I don’t know if Tagami and GoTopless will succeed in changing cultural sentiments, but they have a right to try without government interference.

Peeping Toms Can Legally Take Photos up Women’s Skirts

Hey ladies, you know that creepy guy who tries to peek up your skirt ? Well it’s now legal for him to take a photo of you as well.

upskirt photos legalOne such creep, Christopher Hunt Cleveland, was arrested last June at the Lincoln Memorial on two counts of attempted voyeurism. Park police were suspicious of Cleveland when they spotted him taking photos of women on the steps above him rather than the giant statute of the bearded man. When police searched Cleveland’s camera and car, they found several hundred photos of women’s “private parts.”

At this point, most would expect a plea bargain if not an outright conviction. Unfortunately for decent people, Cleveland’s lawyer convinced Judge Juliet McKenna to suppress the evidence. Judge McKenna ruled that Cleveland’s photographs could not be used as evidence against him because “there is no evidence Mr. Cleveland positioned his camera in any way or employed photographic techniques or illumination, so as to capture images that were not already on public display.” In other words, the photographs were inadmissible as evidence because somehow the women’s crotches were already visible to the naked eye. Score one for the perverts.

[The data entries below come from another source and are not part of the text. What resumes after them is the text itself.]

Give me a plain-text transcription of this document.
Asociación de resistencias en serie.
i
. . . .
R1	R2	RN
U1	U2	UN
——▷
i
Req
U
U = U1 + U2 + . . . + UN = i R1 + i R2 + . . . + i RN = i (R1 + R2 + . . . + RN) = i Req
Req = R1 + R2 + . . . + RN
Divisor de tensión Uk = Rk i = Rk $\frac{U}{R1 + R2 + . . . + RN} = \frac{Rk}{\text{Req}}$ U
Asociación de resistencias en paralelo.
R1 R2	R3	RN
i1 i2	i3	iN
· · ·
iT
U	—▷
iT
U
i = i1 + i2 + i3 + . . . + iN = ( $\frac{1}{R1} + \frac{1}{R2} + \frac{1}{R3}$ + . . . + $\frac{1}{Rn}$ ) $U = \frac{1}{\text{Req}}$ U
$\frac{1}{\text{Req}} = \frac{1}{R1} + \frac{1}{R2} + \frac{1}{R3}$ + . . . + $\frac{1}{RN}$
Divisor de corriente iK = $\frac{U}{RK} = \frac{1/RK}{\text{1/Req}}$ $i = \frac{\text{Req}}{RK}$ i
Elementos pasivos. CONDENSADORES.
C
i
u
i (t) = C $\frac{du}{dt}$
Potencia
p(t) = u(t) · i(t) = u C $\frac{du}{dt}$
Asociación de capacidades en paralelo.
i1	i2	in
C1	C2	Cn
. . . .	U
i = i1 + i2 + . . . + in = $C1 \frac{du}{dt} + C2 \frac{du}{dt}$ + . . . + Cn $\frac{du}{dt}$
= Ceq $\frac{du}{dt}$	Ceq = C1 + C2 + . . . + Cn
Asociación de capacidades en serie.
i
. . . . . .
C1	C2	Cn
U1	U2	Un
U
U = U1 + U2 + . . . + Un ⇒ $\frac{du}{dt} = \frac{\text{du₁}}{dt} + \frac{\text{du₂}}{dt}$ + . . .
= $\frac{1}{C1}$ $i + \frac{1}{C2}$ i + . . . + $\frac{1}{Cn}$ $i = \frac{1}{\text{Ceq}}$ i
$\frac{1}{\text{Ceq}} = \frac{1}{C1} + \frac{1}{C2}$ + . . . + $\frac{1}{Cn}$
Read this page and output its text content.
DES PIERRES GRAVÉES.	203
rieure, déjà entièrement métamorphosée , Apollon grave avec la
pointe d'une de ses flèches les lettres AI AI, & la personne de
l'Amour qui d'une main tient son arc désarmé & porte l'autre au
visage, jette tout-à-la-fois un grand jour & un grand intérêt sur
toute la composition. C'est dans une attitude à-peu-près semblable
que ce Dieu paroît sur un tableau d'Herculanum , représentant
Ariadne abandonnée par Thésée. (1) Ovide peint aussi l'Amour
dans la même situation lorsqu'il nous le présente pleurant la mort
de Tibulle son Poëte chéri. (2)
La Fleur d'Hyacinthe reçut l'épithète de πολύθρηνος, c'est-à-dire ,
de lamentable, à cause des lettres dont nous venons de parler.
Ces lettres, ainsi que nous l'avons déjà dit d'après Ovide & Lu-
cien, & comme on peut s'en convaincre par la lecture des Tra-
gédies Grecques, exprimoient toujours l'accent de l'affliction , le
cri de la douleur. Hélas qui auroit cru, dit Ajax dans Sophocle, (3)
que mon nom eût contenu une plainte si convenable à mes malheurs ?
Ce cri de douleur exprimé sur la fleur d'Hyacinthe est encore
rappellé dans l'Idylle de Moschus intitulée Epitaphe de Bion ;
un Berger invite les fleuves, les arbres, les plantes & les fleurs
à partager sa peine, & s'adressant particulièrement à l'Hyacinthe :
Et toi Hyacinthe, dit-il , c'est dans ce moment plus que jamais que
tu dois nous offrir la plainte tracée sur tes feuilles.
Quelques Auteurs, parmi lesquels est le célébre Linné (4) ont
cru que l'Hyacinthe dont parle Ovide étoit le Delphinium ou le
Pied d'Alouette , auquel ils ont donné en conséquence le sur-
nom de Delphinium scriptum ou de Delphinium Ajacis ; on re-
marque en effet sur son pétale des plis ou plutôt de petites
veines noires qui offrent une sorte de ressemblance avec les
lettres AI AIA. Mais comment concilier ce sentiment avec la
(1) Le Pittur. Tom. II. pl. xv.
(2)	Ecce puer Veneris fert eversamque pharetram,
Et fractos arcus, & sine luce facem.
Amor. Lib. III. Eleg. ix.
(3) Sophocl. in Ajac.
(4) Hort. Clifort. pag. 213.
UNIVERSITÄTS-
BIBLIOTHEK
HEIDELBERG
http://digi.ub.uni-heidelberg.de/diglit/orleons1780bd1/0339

Halfway across the country, the Texas Court of Criminal Appeals came to a similar, although slightly different, conclusion. Ronald Thompson was arrested in 2011 after he was caught taking underwater pictures of children in swimsuits. Although police couldn’t charge him with child pornography (the children were clothed), they did try to convict him under a statute which prohibited improper photography or visual recording acquired in public for sexual gratification.

In an 8-1 decision, the Court ruled that the law banning improper photography for sexual gratification violated the free speech clause of the Constitution. The Court agreed that the law was trying to protect citizens from dirty sexual thoughts, but regulation of thoughts is exactly what the First Amendment is designed to protect against.

Is It Always the Woman’s Fault?

Although the two cases and the outcomes were similar, the two courts took two different paths to arrive at these disturbing results. Internet commentators have condemned both rulings as cases that destroy women’s privacy. The outrage is understandable, but criminal prosecution isn’t the route society should take to stop this kind of behavior.

The D.C. Court ruled that the voyeur’s photos were not evidence of a violation of the law because the pictures were not depictions of anything illegal. Judge McKenna didn’t rule that women have no privacy, but that their privacy had not been violated. Indeed, it would be odd if the judge had ruled that women have no privacy because Judge McKenna is only a trial level judge without the authority to make that kind of ruling. Moreover, Judge McKenna is a women; it’s hard to argue that “male privilege” was a factor when the decision comes from a judge who might one day be on the wrong end of her own ruling.

The Texas case is a different beast altogether. Unlike Cleveland, Thompson was already guilty of violating a law. The Appeals Court overturned the law his conviction was built on because the law itself violated free speech. The free speech argument is particularly clever because it subtly shifts the focus of the case from the women’s privacy to the defendant’s right to express himself. In D.C., women’s privacy wasn’t violated. In Texas, women’s privacy was a secondary concern.

What Now?

If criminal prosecution isn’t the answer, what is? Free speech only limits government action. If you feel your privacy has been violated, you’re free to bring a lawsuit yourself. Such a lawsuit could produce a court order to make the pervert stop. The problem is that the camera guy would have to take pictures of the same woman repeatedly for her to bring suit, and voyeurs like Cleveland target different women every day.

On the other hand, if someone like Thompson is taking pictures at a private facility like a water park, the business itself can ban the pedophile from entering. If someone is taking pictures of you or you see someone taking pictures at a restaurant or private park, you should definitely complain to management and/or the owners.